Alabama, South Carolina, Georgia, and Utah have enacted laws similar to Arizona’s requiring police officers to investigate the immigration status of all persons they stop if there is “reasonable suspicion” that they are in the country illegally. They can only rest assured that those provisions will survive scrutiny on federal-preemption questions, not on questions about civil rights.

The Alabama law goes further than Arizona’s statute, requiring school officials to inquire about the immigration status of students. Civil-rights groups have a lawsuit pending against that state as well, saying its immigration law chills children’s access to public schools, invites racial profiling, and criminalizes state residents for everyday interactions with undocumented individuals.

WHERE STATES MAY NOT TREAD

Elected state officials have legitimately complained that more needs to be done to fix the byzantine immigration law, which hasn’t seen a serious overhaul in 18 years. Yet the Supreme Court was clear in its decision that the states are at most sidekicks in the enforcement of immigration law.

Immigration is the federal government’s show, and it will continue to be so despite Arizona’s efforts and complaints. Just look at what the high court said when it struck down the part of the Arizona law making it a crime for an undocumented immigrant to not have registration papers—“States may not enter, in any respect, an area the Federal Government has reserved for itself,” said Justice Anthony Kennedy. It’s hard to get clearer than that.

And here’s what the Court had to say about Arizona’s idea to allow police officers to make warrantless arrests of people they believe are in the country illegally: “Detaining individuals solely to verify their immigration status would raise constitutional concerns.” Yep. The Court read the Immigration and Nationality Act correctly. Deportation, detention, asylum—they are all actions that the federal government alone takes.

It isn’t all bad for the states. They can now claim that they are perfectly within their rights to assist the federal government in enforcement activities and can even pass laws to clarify their roles. Local police cooperate with federal officials now through the Homeland Security Department’s “Secure Communities” program, in which local and federal officers share information about the legal status of people who have been detained for other reasons. Local police don’t need special training to do this, although the decision about what ultimately happens to these people lies with those who understand the nuances of the complex law.
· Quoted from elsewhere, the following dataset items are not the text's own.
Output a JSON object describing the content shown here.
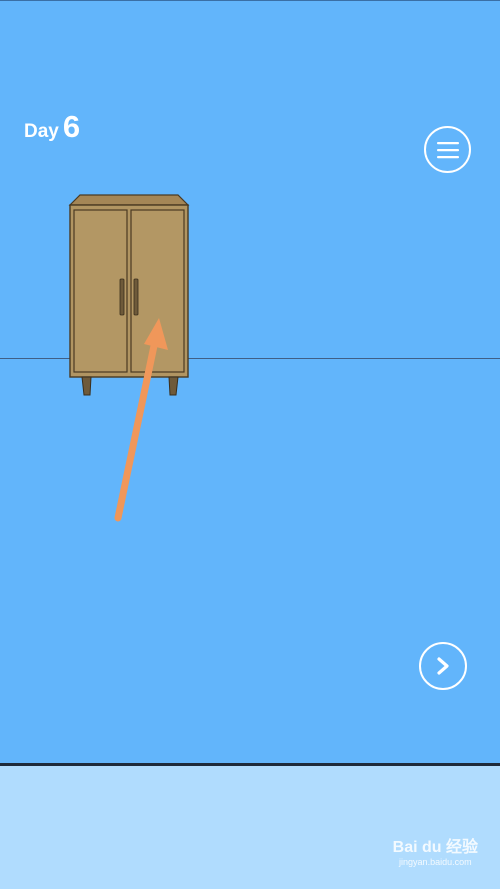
{
  "scene": {
    "day_word": "Day",
    "day_number": "6"
  },
  "buttons": {
    "menu_icon": "hamburger-menu-icon",
    "next_icon": "chevron-right-icon"
  },
  "objects": {
    "cabinet": "wardrobe",
    "annotation": "orange-arrow"
  },
  "watermark": {
    "brand": "Bai du 经验",
    "site": "jingyan.baidu.com"
  },
  "colors": {
    "sky": "#62b5fb",
    "panel": "#b0dcfe",
    "cabinet": "#b19562",
    "arrow": "#f0975a"
  }
}
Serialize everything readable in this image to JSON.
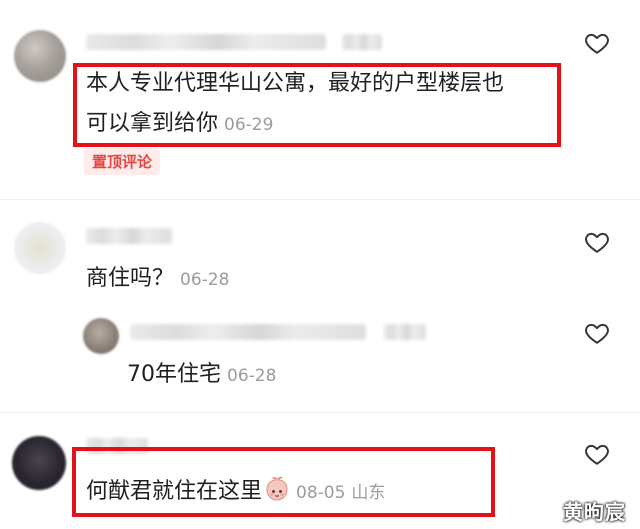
{
  "comments": [
    {
      "text_line1": "本人专业代理华山公寓，最好的户型楼层也",
      "text_line2": "可以拿到给你",
      "date": "06-29",
      "tag": "置顶评论"
    },
    {
      "text": "商住吗？",
      "date": "06-28"
    },
    {
      "text": "70年住宅",
      "date": "06-28"
    },
    {
      "text": "何猷君就住在这里",
      "emoji": "peach-face-emoji",
      "date": "08-05",
      "location": "山东"
    }
  ],
  "icons": {
    "like": "heart-outline-icon"
  },
  "colors": {
    "highlight_border": "#e4101a",
    "pin_tag_text": "#e7443f",
    "date_text": "#9b9b9b"
  },
  "watermark": "黄昫宸"
}
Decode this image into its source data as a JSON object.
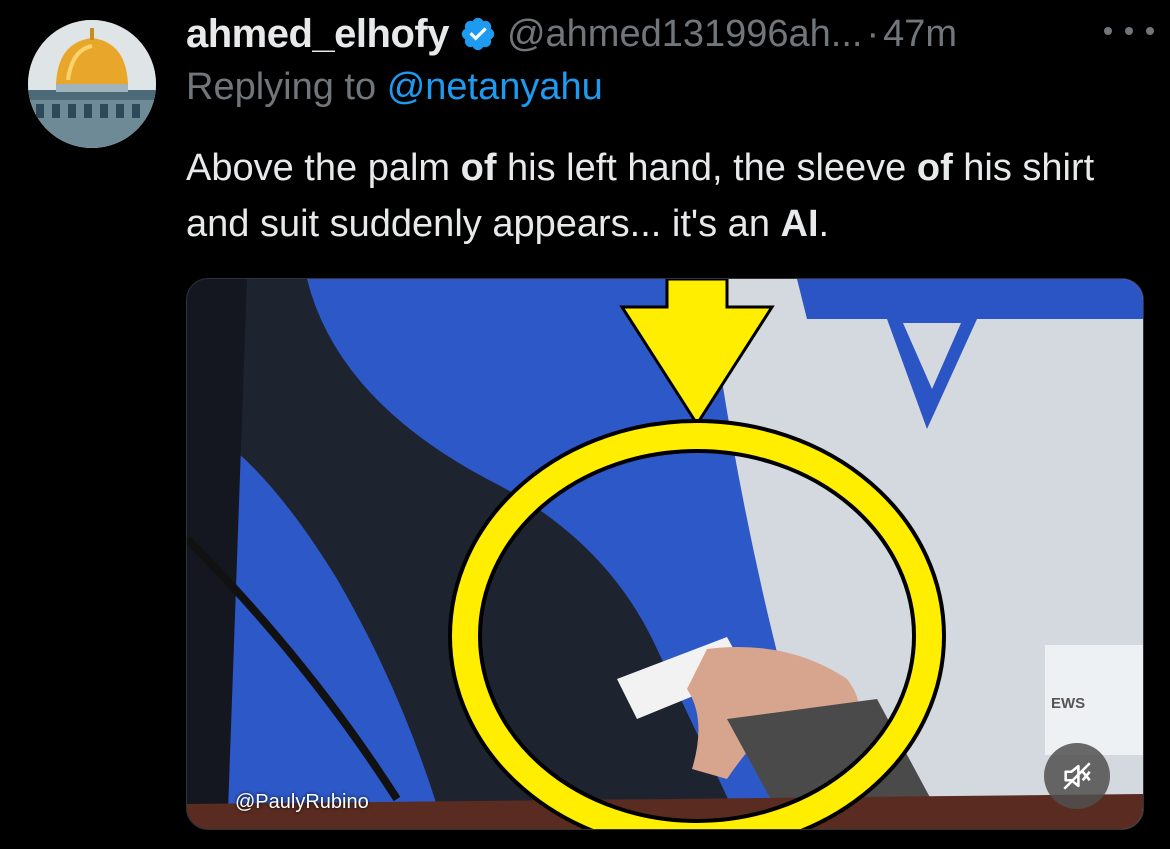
{
  "author": {
    "display_name": "ahmed_elhofy",
    "handle": "@ahmed131996ah...",
    "separator": "·",
    "time": "47m",
    "verified": true,
    "avatar_icon": "dome-of-the-rock-avatar"
  },
  "reply": {
    "prefix": "Replying to",
    "target": "@netanyahu"
  },
  "text": {
    "s1": "Above the palm ",
    "s2": "of",
    "s3": " his left hand, the sleeve ",
    "s4": "of",
    "s5": " his shirt and suit suddenly appears... it's an ",
    "s6": "AI",
    "s7": "."
  },
  "media": {
    "credit": "@PaulyRubino",
    "news_logo": "EWS",
    "annotation_color": "#ffee00",
    "mute_icon": "speaker-muted-icon"
  },
  "colors": {
    "link": "#1d9bf0",
    "secondary": "#71767b",
    "verified": "#1d9bf0"
  }
}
“Consultation between federal and state officials is an important feature of the immigration system. Congress has made it clear that no formal agreement or special training needs to be in place for state officers to ‘communicate with the [Federal Government] regarding the immigration status of any individual,’ ” Kennedy wrote.

There is still the “effectiveness” question, which the Supreme Court did not (and arguably cannot) answer. Is the federal government doing enough to secure the border and curb illegal immigration? Arizona’s defenders say the preponderance of state laws weighing in on immigration means that the answer is an unequivocal "no."

No matter how many ways you parse the Supreme Court’s ruling, that conversation will go on.